Washington’s new power couple
DRY FORK, W.VA. -- Meet the unlikely new power couple of Washington, D.C.
One is a former private equity baron, the other worked in the family carpet and furniture business. Both are from political families, both have business degrees, both represent states marked by massive mountain ranges, both are former governors, and both thus know the burden of executive leadership and fiscal responsibility. Both are party apostates, eyed as converts from their rival parties.
Mitt Romney, the Republican from Utah, and Joe
Manchin III, the Democrat from West Virginia, are the moving parts of the Senate.
“There are a lot of pressure points in a 50-50 Senate,” said Beth Myers, who played major roles in both of Romney’s presidential campaigns and remains close with him, “and
Mitt and Manchin are at the center of it all.”
When the new Institute of Politics at Florida State University created an award for civility, the two winners were Manchin and Romney.
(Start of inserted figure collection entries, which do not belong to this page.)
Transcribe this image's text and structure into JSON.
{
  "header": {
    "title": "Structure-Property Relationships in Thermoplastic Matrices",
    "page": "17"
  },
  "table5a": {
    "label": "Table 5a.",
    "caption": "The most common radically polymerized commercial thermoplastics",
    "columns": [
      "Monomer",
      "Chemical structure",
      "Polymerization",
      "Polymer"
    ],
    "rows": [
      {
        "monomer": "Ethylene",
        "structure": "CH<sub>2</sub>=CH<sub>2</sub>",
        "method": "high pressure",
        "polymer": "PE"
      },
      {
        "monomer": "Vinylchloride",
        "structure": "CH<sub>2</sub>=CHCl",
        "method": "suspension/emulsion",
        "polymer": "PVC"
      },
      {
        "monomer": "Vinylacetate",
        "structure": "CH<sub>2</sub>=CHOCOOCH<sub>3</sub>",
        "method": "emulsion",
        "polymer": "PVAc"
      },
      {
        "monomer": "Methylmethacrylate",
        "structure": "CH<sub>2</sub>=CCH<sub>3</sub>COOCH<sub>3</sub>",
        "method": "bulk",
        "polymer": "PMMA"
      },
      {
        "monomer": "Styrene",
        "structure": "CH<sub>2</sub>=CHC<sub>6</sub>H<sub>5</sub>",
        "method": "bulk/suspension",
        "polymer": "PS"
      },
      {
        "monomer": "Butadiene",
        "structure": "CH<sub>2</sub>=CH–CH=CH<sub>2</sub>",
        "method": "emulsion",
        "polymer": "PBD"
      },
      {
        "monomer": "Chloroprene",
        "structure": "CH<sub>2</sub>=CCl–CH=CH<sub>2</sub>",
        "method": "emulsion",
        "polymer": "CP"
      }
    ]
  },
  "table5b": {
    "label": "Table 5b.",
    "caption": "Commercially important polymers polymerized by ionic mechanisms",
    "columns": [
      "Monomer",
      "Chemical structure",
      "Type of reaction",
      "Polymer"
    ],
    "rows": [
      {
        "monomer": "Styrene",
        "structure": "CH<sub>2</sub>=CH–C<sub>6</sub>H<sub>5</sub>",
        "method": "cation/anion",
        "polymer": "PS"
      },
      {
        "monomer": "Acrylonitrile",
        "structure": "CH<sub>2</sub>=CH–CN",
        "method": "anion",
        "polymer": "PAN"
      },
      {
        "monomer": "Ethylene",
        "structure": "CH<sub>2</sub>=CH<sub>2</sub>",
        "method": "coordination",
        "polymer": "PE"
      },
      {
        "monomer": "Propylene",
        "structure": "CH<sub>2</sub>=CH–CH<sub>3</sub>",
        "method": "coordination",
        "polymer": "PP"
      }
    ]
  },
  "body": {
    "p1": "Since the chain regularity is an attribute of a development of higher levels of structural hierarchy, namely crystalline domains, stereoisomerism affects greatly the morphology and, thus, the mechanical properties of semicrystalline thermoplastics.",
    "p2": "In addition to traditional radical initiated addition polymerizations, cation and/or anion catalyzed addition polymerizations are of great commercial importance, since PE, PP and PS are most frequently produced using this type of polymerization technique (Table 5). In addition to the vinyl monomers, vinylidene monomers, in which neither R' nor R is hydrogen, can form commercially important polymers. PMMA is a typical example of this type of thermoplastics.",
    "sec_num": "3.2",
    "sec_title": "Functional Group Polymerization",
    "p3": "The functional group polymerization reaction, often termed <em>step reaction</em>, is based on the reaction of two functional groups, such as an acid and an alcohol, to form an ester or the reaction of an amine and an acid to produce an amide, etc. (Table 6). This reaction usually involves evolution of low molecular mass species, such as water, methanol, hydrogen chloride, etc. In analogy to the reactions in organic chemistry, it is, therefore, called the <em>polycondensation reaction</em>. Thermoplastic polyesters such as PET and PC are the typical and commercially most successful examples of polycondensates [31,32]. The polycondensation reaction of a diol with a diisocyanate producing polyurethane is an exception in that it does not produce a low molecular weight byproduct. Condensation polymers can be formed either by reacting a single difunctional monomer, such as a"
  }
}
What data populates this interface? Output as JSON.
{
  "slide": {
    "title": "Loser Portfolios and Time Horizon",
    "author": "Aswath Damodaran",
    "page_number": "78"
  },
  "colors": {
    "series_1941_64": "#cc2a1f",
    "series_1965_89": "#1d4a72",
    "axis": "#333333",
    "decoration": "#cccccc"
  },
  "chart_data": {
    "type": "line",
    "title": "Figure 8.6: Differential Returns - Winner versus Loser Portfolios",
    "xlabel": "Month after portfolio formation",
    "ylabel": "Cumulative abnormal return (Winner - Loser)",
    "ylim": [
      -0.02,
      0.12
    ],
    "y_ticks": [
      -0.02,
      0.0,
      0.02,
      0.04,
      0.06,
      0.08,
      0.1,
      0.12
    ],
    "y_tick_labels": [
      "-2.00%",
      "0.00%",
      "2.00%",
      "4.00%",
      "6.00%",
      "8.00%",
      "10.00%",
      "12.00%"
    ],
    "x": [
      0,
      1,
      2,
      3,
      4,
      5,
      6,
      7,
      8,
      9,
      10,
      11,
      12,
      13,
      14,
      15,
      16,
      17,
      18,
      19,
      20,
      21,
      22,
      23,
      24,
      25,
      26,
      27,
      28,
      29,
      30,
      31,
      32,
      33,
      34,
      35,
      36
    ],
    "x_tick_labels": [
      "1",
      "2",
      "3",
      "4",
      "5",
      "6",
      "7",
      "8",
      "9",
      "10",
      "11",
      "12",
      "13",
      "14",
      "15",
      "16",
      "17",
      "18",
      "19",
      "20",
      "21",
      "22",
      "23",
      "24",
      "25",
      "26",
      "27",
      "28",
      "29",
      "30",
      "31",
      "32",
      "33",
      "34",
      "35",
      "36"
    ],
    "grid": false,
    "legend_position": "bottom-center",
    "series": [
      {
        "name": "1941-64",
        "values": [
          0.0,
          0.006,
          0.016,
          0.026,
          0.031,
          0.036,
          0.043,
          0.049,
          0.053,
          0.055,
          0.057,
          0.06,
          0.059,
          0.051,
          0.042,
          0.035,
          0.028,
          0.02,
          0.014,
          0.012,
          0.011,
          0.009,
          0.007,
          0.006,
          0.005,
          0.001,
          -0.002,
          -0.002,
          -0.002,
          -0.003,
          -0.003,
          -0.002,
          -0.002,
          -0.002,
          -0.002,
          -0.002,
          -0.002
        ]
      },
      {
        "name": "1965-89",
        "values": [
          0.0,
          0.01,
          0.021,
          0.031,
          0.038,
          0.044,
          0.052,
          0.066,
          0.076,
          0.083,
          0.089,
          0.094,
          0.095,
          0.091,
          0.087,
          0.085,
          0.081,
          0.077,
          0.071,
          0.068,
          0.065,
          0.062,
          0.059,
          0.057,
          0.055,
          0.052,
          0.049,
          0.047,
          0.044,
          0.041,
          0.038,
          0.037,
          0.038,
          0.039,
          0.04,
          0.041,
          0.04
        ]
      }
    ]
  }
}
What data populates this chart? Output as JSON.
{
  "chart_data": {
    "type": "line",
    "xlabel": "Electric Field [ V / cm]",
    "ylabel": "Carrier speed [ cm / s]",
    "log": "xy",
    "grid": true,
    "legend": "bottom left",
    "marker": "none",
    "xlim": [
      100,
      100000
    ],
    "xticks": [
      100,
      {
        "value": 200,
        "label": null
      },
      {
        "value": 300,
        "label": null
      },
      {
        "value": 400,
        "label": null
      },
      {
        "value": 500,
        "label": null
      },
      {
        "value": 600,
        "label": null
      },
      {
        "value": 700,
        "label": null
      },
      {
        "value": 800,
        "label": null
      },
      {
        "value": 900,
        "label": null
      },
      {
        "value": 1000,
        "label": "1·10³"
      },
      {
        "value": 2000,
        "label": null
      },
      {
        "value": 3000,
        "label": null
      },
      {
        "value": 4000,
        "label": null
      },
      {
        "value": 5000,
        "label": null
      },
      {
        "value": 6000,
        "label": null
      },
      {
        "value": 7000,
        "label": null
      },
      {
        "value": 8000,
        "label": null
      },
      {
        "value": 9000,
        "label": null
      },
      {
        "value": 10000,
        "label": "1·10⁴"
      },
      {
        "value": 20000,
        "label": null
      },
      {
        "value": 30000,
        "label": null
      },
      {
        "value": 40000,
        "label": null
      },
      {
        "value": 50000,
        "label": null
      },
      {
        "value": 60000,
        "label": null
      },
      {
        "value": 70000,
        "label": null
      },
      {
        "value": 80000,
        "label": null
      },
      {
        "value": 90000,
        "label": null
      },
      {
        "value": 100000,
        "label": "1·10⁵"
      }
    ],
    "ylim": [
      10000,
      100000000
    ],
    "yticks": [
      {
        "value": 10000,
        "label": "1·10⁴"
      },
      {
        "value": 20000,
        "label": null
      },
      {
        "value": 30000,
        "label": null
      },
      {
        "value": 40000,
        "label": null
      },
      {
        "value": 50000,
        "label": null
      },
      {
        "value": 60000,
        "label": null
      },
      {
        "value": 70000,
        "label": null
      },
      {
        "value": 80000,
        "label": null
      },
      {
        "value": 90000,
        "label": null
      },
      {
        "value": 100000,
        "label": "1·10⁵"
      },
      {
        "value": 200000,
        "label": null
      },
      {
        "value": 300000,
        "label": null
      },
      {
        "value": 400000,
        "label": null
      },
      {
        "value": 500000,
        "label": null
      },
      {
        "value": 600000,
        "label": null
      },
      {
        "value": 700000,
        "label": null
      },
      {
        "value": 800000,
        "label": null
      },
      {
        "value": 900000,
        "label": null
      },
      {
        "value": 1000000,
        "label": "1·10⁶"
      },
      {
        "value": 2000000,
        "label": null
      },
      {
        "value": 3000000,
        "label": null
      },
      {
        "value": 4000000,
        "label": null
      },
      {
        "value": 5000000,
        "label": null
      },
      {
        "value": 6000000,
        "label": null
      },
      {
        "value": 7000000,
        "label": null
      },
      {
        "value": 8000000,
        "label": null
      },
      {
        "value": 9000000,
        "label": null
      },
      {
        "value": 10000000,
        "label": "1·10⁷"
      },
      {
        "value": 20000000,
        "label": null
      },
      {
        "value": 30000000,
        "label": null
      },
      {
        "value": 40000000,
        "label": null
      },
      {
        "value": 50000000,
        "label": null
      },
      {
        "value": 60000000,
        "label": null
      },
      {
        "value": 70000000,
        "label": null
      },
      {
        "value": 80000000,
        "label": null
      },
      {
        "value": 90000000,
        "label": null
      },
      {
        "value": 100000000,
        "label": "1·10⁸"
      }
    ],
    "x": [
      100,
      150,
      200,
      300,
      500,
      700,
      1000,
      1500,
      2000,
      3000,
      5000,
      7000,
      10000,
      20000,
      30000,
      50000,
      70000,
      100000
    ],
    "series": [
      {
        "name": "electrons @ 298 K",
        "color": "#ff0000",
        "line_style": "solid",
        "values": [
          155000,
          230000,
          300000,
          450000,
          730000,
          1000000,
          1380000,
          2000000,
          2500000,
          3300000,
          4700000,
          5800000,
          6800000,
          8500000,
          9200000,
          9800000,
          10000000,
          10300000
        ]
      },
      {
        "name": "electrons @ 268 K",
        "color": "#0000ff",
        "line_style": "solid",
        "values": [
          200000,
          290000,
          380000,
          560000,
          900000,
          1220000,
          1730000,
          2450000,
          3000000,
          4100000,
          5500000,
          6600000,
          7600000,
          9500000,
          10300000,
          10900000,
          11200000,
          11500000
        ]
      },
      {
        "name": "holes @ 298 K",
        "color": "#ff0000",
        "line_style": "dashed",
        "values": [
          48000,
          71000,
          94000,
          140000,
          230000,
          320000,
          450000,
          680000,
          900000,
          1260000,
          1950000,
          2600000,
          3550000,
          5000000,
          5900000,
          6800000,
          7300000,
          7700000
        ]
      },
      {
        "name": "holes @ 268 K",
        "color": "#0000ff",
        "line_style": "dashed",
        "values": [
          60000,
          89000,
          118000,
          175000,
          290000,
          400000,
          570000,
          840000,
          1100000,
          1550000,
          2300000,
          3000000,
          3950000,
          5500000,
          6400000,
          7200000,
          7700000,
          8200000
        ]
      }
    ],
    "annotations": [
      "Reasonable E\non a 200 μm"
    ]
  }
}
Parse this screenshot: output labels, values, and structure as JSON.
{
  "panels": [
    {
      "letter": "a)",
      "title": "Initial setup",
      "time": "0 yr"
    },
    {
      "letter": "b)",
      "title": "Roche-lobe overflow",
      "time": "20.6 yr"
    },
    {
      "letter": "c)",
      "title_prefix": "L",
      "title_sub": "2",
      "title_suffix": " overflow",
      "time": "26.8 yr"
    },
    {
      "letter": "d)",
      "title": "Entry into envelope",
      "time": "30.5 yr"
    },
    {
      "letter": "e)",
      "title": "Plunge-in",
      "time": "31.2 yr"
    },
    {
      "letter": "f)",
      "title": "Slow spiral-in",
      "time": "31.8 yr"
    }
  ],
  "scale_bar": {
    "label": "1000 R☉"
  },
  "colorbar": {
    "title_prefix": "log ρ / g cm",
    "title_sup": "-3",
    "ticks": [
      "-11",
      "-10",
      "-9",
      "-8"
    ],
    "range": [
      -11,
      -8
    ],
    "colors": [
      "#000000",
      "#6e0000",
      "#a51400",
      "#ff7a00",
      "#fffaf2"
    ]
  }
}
The celebratory event was postponed, poignantly, because of the January siege of Capitol Hill, and then when Romney was left unconscious after a fall in late February and could not attend. Even so, the two are, in the characterization of Hans J.G. Hassell, director of the institute, “representative of the collaborative approach we wanted to highlight.”
He added: “We wanted students to see that politicians could be civil and still hold their principles.”
The two have worked together since Romney, a former governor of
Massachusetts and the 2012 GOP presidential nominee, entered the Senate in
2019, almost a decade after Manchin joined the chamber on the other side of the aisle. Their efforts led to some compromise elements in the original COVID19 relief bill.
Manchin is the personification of pivotal politics, a concept created by the
Stanford political scientist Keith Krehbiel.
The Democrats need him to get to 50 votes and, with the tiebreaking power of Vice President Kamala Harris, retain their Senate majority.
“Some Democrats are frustrated with him when instead they should be thanking him,” said Jason A. Macdonald, a West Virginia University political scientist. “He deserves their thanks for winning elections in years that were awful for the Democrats in a state that is awful for the Democrats. They should remember that because of him they have the gavel in the Senate.”
The peculiar politics of this state are best viewed through the careers of both Manchin and Romney.
Manchin’s 2018 re-election came with less than 50% of the vote against the state’s Republican attorney general, Patrick Morrisey. Six years earlier, Romney, romping in a state that had turned resolutely Republican, defeated Barack Obama by 26.8 percentage points. That marked a 31.5 percentage-point pivot in the state’s political profile from the performance of a previous Massachusetts governor in a presidential race, when Democrat Michael S. Dukakis beat Vice President George H.W. Bush by 4.7 percentage points in 1988.
That was then. The reality today, largely because of Republican success in portraying Democrats as enemies of coal and guns, is a state with a distinct GOP tint. Donald J. Trump won almost precisely the same percentage of the vote (more than 68%, landslide proportions by any measure) in the last two elections.
Manchin has played his cards skillfully in a rapidly changing political casino. He voted to confirm two of the three Trump Supreme Court nominees and flirted with endorsing Trump. But in a Politico interview, in comments directed at GOP Sens. Ted Cruz of Texas and Josh Hawley of Missouri, who continued on the floor of the Senate to raise objections to 2020 state election results, he said, “I don’t know how you can live with yourself right now knowing that people lost their lives.”
Romney has the reverse profile, a Republican who has raised questions about Trump’s leadership and voted to convict the 45th president in both Senate impeachment trials -- a position with little risk for him in Utah, where he won by a margin of more than 2-to-1 in 2018.
“Mitt Romney has a keen sense of right and wrong and is an accomplished problem-solver,” said Darrell Crate, who was treasurer of the two Romney presidential campaigns. “Every day he gets up and does what he thinks is best for America. That is as true as true gets.” That is not the view of Trump’s supporters, some of whom heckled Romney as a “traitor” on a flight from Salt Lake City to Washington on the morning of the Capitol riot.
Romney has emerged as what former New Hampshire attorney general Thomas D. Rath, a prominent Republican who has worked for nine Republican presidential candidates in the state’s critical primary, describes as “the conscience of longtime Republicans.”
But Romney oftentimes breaks the mold, or at least breaks party expectations. This winter, he proposed a child allowance for parents in the COVID relief bill that was larger than President Biden’s plan.
Manchin also will hold the balance of power in any infrastructure bill that comes before the Senate; as a lawmaker from an energy-extraction state, he is unlikely to support legislation with even a whiff of the Green New Deal, which endangers the position of coal in the nation’s economy.
Two men on the fringes of their parties now find themselves at the center of the Senate. In a legislative body that elevates the power of the individual, they now are a power center as well.